What is typically covered in a force-majeure clause for a US contract?
Modern US force-majeure clauses typically enumerate the triggering events that excuse performance, the consequences (suspension, extension, or termination), and the procedural requirements (notice, mitigation, evidence). Commonly enumerated events include acts of God, natural disasters (hurricane, earthquake, flood, wildfire), war, terrorism, civil unrest, government action and regulation, embargoes and sanctions, pandemic and epidemic, labour strikes and shutdowns, supply-chain disruption, infrastructure failure, and cyber-attacks or ransomware. The clause should also specify what is excluded (typically inability to pay, market price changes, foreseeable risks the party assumed), the notice timeline, and any duty to mitigate.

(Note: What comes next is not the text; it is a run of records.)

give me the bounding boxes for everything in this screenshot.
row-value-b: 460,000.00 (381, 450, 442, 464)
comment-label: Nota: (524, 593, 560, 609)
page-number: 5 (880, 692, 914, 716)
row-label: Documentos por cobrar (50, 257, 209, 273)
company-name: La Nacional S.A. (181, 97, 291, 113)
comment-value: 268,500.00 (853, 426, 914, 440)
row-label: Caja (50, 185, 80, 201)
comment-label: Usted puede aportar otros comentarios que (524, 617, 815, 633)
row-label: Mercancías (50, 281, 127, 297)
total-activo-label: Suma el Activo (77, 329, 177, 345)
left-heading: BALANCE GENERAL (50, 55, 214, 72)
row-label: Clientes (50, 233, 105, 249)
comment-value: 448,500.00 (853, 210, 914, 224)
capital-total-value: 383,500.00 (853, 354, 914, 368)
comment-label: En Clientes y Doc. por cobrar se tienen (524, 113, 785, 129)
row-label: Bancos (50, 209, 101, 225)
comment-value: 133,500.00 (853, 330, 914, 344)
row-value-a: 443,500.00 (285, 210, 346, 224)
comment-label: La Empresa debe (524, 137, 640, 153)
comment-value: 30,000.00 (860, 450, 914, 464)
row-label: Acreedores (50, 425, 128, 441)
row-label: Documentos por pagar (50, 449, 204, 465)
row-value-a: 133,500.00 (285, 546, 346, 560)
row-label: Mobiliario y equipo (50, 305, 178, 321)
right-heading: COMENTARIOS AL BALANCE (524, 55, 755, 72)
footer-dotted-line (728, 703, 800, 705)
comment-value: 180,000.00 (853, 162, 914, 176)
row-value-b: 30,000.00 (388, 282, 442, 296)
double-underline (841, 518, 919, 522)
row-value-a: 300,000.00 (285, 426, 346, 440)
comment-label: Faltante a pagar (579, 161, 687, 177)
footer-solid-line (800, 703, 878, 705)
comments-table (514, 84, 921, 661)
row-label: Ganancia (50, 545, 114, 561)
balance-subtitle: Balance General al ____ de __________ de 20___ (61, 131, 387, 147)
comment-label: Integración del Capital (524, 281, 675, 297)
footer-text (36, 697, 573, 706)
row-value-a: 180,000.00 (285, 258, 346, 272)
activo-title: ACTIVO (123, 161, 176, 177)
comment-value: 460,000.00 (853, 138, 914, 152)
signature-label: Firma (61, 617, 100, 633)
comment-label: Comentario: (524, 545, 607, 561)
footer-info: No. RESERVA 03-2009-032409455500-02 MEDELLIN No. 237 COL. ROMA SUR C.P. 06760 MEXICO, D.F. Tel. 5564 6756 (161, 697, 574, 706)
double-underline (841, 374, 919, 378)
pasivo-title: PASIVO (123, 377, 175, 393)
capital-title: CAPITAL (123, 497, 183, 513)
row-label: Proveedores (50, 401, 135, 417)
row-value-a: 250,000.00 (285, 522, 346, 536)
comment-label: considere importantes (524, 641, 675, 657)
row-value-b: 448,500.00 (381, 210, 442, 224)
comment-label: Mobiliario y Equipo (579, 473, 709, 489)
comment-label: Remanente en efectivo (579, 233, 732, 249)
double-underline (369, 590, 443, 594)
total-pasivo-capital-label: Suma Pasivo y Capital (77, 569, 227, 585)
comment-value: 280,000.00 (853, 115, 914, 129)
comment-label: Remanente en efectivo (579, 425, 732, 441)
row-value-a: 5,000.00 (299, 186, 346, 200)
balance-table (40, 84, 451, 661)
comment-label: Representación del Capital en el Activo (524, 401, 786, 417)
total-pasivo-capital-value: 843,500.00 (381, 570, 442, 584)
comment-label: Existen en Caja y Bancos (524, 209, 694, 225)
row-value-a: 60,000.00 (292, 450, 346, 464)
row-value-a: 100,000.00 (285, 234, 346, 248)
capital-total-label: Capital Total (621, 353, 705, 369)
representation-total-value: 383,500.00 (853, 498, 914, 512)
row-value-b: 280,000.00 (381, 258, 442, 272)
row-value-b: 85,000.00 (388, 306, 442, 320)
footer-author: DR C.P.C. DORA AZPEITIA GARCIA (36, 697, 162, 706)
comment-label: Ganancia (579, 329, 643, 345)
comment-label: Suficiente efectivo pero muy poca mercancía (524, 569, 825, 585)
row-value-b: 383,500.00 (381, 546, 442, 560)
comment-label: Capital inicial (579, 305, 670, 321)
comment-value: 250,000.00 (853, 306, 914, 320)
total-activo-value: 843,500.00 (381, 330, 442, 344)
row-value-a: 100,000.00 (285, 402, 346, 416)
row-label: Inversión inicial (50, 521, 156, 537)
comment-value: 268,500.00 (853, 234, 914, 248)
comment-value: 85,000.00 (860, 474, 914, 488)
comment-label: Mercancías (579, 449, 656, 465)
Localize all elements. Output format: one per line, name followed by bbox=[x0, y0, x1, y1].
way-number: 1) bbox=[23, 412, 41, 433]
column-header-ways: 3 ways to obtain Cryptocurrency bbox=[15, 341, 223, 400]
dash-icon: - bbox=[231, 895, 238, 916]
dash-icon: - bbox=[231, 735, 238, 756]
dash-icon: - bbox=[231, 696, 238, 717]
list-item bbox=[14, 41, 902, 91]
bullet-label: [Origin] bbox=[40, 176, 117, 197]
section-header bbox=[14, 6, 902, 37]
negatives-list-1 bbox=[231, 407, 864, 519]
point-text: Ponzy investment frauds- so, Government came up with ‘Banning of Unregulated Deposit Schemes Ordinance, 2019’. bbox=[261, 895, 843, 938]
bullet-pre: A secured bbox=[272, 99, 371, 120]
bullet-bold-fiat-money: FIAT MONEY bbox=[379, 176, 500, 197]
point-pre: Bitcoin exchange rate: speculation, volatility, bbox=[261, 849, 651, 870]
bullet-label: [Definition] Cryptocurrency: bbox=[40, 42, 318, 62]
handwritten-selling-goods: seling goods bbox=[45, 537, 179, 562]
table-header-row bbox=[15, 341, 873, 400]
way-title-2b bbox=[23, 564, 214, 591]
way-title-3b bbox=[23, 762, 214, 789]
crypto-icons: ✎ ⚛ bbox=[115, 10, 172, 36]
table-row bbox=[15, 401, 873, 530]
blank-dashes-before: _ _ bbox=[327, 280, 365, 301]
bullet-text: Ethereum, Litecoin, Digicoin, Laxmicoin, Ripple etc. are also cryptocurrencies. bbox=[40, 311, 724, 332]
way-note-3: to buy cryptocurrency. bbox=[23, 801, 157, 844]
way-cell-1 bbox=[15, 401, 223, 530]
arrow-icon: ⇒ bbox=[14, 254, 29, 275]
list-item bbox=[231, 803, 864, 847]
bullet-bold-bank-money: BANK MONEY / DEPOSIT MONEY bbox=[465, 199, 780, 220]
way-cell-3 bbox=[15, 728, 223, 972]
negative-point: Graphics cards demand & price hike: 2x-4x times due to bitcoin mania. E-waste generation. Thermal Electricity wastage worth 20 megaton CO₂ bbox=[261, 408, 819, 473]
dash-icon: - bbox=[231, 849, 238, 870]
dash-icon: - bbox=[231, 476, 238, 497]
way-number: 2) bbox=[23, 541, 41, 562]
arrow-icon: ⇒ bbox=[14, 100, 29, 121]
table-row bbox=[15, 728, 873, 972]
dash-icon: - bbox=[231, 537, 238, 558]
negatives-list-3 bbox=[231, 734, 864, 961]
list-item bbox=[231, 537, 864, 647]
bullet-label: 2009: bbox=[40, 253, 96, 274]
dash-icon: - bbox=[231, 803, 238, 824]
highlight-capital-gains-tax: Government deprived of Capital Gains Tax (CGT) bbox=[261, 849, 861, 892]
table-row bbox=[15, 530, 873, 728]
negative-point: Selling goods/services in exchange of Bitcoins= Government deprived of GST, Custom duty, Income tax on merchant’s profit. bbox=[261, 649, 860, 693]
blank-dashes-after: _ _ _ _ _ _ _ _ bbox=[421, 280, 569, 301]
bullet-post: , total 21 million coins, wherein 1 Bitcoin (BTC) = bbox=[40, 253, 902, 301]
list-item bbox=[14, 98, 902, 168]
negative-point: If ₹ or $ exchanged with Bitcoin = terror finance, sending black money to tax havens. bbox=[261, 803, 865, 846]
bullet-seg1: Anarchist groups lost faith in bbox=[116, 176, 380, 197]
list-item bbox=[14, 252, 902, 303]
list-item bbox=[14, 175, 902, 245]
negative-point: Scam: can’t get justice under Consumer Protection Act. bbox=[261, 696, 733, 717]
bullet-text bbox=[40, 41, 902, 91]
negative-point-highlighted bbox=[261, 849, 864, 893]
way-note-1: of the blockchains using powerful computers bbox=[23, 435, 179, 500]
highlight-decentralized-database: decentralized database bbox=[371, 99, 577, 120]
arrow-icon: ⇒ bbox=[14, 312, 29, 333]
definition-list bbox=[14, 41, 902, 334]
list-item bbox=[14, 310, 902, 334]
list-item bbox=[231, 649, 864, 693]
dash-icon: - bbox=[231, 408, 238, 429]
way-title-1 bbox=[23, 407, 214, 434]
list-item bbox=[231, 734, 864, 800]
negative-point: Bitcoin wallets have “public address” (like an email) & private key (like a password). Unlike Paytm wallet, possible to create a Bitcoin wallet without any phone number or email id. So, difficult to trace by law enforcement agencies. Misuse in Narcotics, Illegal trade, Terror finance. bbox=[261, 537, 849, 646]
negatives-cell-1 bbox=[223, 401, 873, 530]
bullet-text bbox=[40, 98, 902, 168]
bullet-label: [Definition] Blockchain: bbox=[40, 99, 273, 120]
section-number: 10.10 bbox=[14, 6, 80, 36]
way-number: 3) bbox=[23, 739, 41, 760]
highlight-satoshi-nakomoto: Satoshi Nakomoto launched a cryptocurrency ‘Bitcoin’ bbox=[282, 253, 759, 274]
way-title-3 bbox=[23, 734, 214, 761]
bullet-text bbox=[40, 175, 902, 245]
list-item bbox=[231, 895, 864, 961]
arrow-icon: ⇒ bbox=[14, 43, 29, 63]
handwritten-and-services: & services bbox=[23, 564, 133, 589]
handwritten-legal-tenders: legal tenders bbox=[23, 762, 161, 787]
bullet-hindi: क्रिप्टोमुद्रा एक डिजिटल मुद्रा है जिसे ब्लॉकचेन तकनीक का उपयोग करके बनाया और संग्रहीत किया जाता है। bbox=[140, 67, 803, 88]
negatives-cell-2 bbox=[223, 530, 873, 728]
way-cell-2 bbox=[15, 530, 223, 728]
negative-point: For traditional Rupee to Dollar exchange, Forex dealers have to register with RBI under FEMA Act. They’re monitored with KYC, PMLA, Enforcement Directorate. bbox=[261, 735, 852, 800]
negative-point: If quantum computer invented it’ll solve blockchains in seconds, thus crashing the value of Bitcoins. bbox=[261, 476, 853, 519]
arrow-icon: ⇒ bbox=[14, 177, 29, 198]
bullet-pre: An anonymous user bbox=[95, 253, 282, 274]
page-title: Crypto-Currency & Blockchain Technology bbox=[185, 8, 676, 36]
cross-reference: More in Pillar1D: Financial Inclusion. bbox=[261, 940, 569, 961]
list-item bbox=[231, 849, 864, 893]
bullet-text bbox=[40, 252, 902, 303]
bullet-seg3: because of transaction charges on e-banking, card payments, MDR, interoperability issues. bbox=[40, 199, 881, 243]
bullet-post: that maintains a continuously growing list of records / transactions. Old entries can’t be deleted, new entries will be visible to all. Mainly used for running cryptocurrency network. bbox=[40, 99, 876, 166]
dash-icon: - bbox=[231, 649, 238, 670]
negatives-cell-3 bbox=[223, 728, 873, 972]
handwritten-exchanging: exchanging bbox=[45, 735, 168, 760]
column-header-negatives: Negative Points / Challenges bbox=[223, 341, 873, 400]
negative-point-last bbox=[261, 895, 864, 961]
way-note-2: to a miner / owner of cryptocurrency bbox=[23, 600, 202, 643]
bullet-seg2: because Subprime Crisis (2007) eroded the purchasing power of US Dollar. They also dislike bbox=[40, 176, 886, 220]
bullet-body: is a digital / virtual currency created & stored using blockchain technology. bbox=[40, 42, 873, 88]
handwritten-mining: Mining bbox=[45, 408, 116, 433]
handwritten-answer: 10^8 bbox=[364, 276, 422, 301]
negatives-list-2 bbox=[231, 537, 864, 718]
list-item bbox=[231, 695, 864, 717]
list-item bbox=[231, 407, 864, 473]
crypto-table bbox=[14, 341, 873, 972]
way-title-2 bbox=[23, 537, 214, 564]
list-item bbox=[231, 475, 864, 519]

What are the notice and mitigation duties under a force-majeure clause?
Most negotiated US force-majeure clauses require the affected party to give written notice within a stated period (often 5 to 15 days) describing the event, identifying the affected obligations, and estimating the expected duration. The affected party usually has a continuing duty to mitigate, meaning to take reasonable steps to overcome or work around the event and to limit the affected scope of performance. Under common-law impracticability (Restatement Section 261) and UCC 2-615(c), even without a contract clause the affected party must seasonably notify the counterparty and, where partial performance is possible, allocate it fairly. Failure to give timely notice and document mitigation efforts is the most common reason courts deny force-majeure relief.